Two scenarios from VSPW are supplied in datasets/Demo:

  • 1001_3iEIq5HBY1s: 44 objects. 1080P.
  • 1007_YCTBBdbKSSg: 43 objects. 1080P.

Results:

Getting Started

  1. Prepare a valid environment follow the requirements.

  2. Prepare datasets:

    Please follow the below instruction to prepare datasets in each corresponding folder.

    • Static

      datasets/Static: pre-training dataset with static images. Guidance can be found in AFB-URR, which we referred to in the implementation of the pre-training.

    • YouTube-VOS

      A commonly-used large-scale VOS dataset.

      datasets/YTB/2019: version 2019, download link. train is required for training. valid (6fps) and valid_all_frames (30fps, optional) are used for evaluation.

      datasets/YTB/2018: version 2018, download link. Only valid (6fps) and valid_all_frames (30fps, optional) are required for this project and used for evaluation.

    • DAVIS

      A commonly-used small-scale VOS dataset.

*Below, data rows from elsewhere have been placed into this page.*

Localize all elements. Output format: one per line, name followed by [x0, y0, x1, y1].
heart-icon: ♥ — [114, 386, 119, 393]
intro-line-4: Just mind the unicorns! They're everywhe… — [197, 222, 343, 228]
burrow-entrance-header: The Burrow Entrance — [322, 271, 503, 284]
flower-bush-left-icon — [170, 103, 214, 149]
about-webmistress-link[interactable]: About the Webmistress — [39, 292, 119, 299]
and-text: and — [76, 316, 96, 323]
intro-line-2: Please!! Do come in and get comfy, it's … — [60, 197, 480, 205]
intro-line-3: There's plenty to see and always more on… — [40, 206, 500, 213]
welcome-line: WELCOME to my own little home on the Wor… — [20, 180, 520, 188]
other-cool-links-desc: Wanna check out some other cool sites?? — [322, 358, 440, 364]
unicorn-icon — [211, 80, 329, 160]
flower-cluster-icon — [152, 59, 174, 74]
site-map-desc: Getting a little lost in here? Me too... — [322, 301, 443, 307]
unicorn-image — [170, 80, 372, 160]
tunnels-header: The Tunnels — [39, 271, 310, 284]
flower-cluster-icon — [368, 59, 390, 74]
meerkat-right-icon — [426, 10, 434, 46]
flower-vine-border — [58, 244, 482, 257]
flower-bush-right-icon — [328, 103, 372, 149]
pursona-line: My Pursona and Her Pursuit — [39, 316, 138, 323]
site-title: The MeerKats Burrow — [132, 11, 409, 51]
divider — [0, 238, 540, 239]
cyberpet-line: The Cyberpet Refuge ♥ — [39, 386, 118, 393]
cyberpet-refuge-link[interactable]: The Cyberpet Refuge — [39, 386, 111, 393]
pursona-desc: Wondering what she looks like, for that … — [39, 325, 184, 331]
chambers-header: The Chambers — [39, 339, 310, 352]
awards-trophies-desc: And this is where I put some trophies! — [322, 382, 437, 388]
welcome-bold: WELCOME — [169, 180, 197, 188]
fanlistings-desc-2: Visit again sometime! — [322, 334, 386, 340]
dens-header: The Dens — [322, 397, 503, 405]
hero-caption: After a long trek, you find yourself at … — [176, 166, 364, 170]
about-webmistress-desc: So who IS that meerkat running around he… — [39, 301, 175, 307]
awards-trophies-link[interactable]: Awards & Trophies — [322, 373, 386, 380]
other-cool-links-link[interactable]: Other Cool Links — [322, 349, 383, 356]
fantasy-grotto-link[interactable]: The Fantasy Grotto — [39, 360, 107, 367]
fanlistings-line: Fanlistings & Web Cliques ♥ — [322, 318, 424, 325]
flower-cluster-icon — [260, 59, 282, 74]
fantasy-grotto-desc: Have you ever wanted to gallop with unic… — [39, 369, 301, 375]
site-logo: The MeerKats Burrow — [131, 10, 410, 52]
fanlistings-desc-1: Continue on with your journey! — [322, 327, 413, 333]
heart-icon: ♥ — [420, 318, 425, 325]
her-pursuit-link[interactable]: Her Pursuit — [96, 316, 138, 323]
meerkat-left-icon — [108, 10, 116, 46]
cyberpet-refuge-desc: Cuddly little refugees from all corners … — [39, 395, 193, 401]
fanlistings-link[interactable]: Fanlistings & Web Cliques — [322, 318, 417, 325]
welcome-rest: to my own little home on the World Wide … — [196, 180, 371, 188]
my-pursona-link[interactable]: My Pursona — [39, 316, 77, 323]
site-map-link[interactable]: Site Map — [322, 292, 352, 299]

      datasets/DAVIS: TrainVal (480p) contains both the training and validation split. Test-Dev (480p) contains the Test-dev split. The full-resolution version is also supported for training and evaluation but not required.

  3. Prepare ImageNet pre-trained encoders

    Select and download below checkpoints into pretrain_models:

    The current default training configs are not optimized for encoders larger than ResNet-50. If you want to use larger encoders, we recommend early stopping the main-training stage at 80,000 iterations (100,000 in default) to avoid over-fitting on the seen classes of YouTube-VOS.

  4. Training and Evaluation

    The example script will train AOTT with 2 stages using 4 GPUs and auto-mixed precision (--amp). The first stage is a pre-training stage using Static dataset, and the second stage is a main-training stage, which uses both YouTube-VOS 2019 train and DAVIS-2017 train for training, resulting in a model that can generalize to different domains (YouTube-VOS and DAVIS) and different frame rates (6fps, 24fps, and 30fps).

    Notably, you can use only the YouTube-VOS 2019 train split in the second stage by changing pre_ytb_dav to pre_ytb, which leads to better YouTube-VOS performance on unseen classes. Besides, if you don't want to do the first stage, you can start the training from stage ytb, but the performance will drop about 1~2% absolutely.

    After the training is finished (about 0.6 days for each stage with 4 Tesla V100 GPUs), the example script will evaluate the model on YouTube-VOS and DAVIS, and the results will be packed into Zip files. For calculating scores, please use official YouTube-VOS servers (2018 server and 2019 server), official DAVIS toolkit (for Val), and official DAVIS server (for Test-dev).

Adding your own dataset

Coming

Troubleshooting

Waiting

TODO

  • Code documentation
  • Adding your own dataset
  • Results with test-time augmentations in Model Zoo
  • Support gradient accumulation
  • Demo tool

Citations

Please consider citing the related paper(s) in your publications if it helps your research.

@article{yang2021aost,
  title={Scalable Video Object Segmentation with Identification Mechanism},
  author={Yang, Zongxin and Miao, Jiaxu and Wei, Yunchao and Wang, Wenguan and Wang, Xiaohan and Yang, Yi},
  journal={TPAMI},
  year={2024}
}
@inproceedings{xu2023video,
  title={Video object segmentation in panoptic wild scenes},
  author={Xu, Yuanyou and Yang, Zongxin and Yang, Yi},
  booktitle={IJCAI},
  year={2023}
}
@inproceedings{yang2022deaot,
  title={Decoupling Features in Hierarchical Propagation for Video Object Segmentation},
  author={Yang, Zongxin and Yang, Yi},
  booktitle={Advances in Neural Information Processing Systems (NeurIPS)},
  year={2022}
}
@inproceedings{yang2021aot,
  title={Associating Objects with Transformers for Video Object Segmentation},
  author={Yang, Zongxin and Wei, Yunchao and Yang, Yi},
  booktitle={Advances in Neural Information Processing Systems (NeurIPS)},
  year={2021}
}

License

This project is released under the BSD-3-Clause license. See LICENSE for additional details.